Framework: PyTorch, Torchvision
Fine-Tuning: PEFT library with LoRA
Hardware: NVIDIA Tesla V100 GPU with CUDA
Fine-tuned DINOv2-Small ViT using LoRA, updating only 8.06% of the model's 22.06M parameters. Leveraged pre-trained weights from self-supervised learning and applied parameter-efficient fine-tuning to dramatically reduce training time and computational costs while maintaining high accuracy.
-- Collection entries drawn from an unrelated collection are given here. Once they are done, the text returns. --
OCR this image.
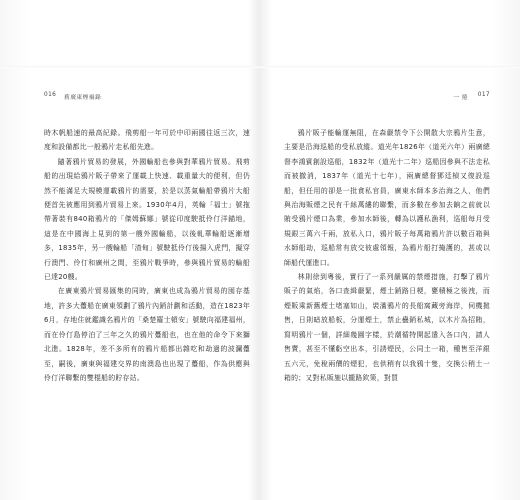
016 舊廣東煙禍錄

時木帆船速的最高紀錄。飛剪船一年可於中印兩國往返三次，速度和設備都比一般鴉片走私船先進。

隨著鴉片貿易的發展，外國輪船也參與對華鴉片貿易。飛剪船的出現給鴉片販子帶來了運載上快速、載重量大的便利，但仍然不能滿足大規模運載鴉片的需要，於是以蒸氣輪船帶鴉片大船便首先被應用到鴉片貿易上來。1930年4月，英輪「福士」號拖帶著裝有840箱鴉片的「傑姆蘇娜」號從印度駛抵伶仃洋錨地，這是在中國海上見到的第一艘外國輪船，以後軋華輪船逐漸增多，1835年，另一艘輪船「渣甸」號駛抵伶仃後揚入虎門，擬穿行澳門、伶仃和廣州之間，至鴉片戰爭時，參與鴉片貿易的輪船已達20艘。

在廣東鴉片貿易匯集的同時，廣東也成為鴉片貿易的囤存基地，許多大躉船在廣東領劃了鴉片內銷計劃和活動，造在1823年6月，存地住就鑑識名鴉片的「桑楚羅士頓安」號駛向福建福州，而在伶仃島停泊了三年之久的鴉片躉船也，也在他的命令下來獅北進。1828年，差不多所有的鴉片船都出雜吃和劫過的波瀾躉至，嗣後，廣東與福建交界的南澳島也出現了躉船，作為供應與伶仃洋聯繫的雙棍船的貯存站。

一 捲 017

鴉片販子能輪運無阻，在森嚴禁令下公開散大宗鴉片生意，主要是沿海巡船的受私放縱。道光年1826年（道光六年）兩廣總督李鴻賓創設巡船，1832年（道光十二年）巡船因參與不法走私而被撤消，1837年（道光十七年），兩廣總督鄧廷楨又復設巡船，但任用的卻是一批貪私官員，廣東水師本多治海之人，他們與治海販煙之民有千絲萬縷的聯繫，而多數在參加去餉之前就以賄受鴉片煙口為業，參加水師後，轉為以護私漁利，巡船每月受規銀三萬六千兩，放私入口，鴉片販子每萬箱鴉片許以數百箱與水師船劫，巡船常有放交彼處領報，為鴉片船打掩護的，甚或以師船代運進口。

林則徐到粵後，實行了一系列嚴厲的禁煙措施，打擊了鴉片販子的氣焰，各口查緝嚴緊，煙土銷路日梗，甕積極之後洩，而煙販乘新舊煙土堵塞如山，裝滿鴉片的長船窩藏旁海岸，伺機拋售，日則暗放船板，分運煙土，禁止蠱銷私城，以木片為招賄，寫明鴉片一個，詳細幾圓字樣，於潮循特開起遣入各口內，請人售賣，甚至不懂虧空出本，引誘煙民，公同土一箱，種售至洋銀五六元，免稅兩價的煙犯，也供稍有以我鴉十隻，交換公稍土一箱的；又對私販施以攏路欽策，對買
Implemented systematic comparison across three architectures with comprehensive benchmarking on CIFAR-10.
| Model | Test Accuracy | Test Loss | Total Parameters | Fine-Tuned Params |
|---|---|---|---|---|
| Shallow CNN | 83.46% | 0.5299 | ~4.8M | 100% |
| DenseNet | 91.22% | 0.3692 | ~7.4M | 100% |
| DINOv2-Small (ViT) | 95.95% | 0.1243 | 22.06M | 8.06% |
Achieved 95.95% test accuracy using parameter-efficient LoRA fine-tuning, demonstrating the superiority of modern transformer architectures and transfer learning for image classification tasks.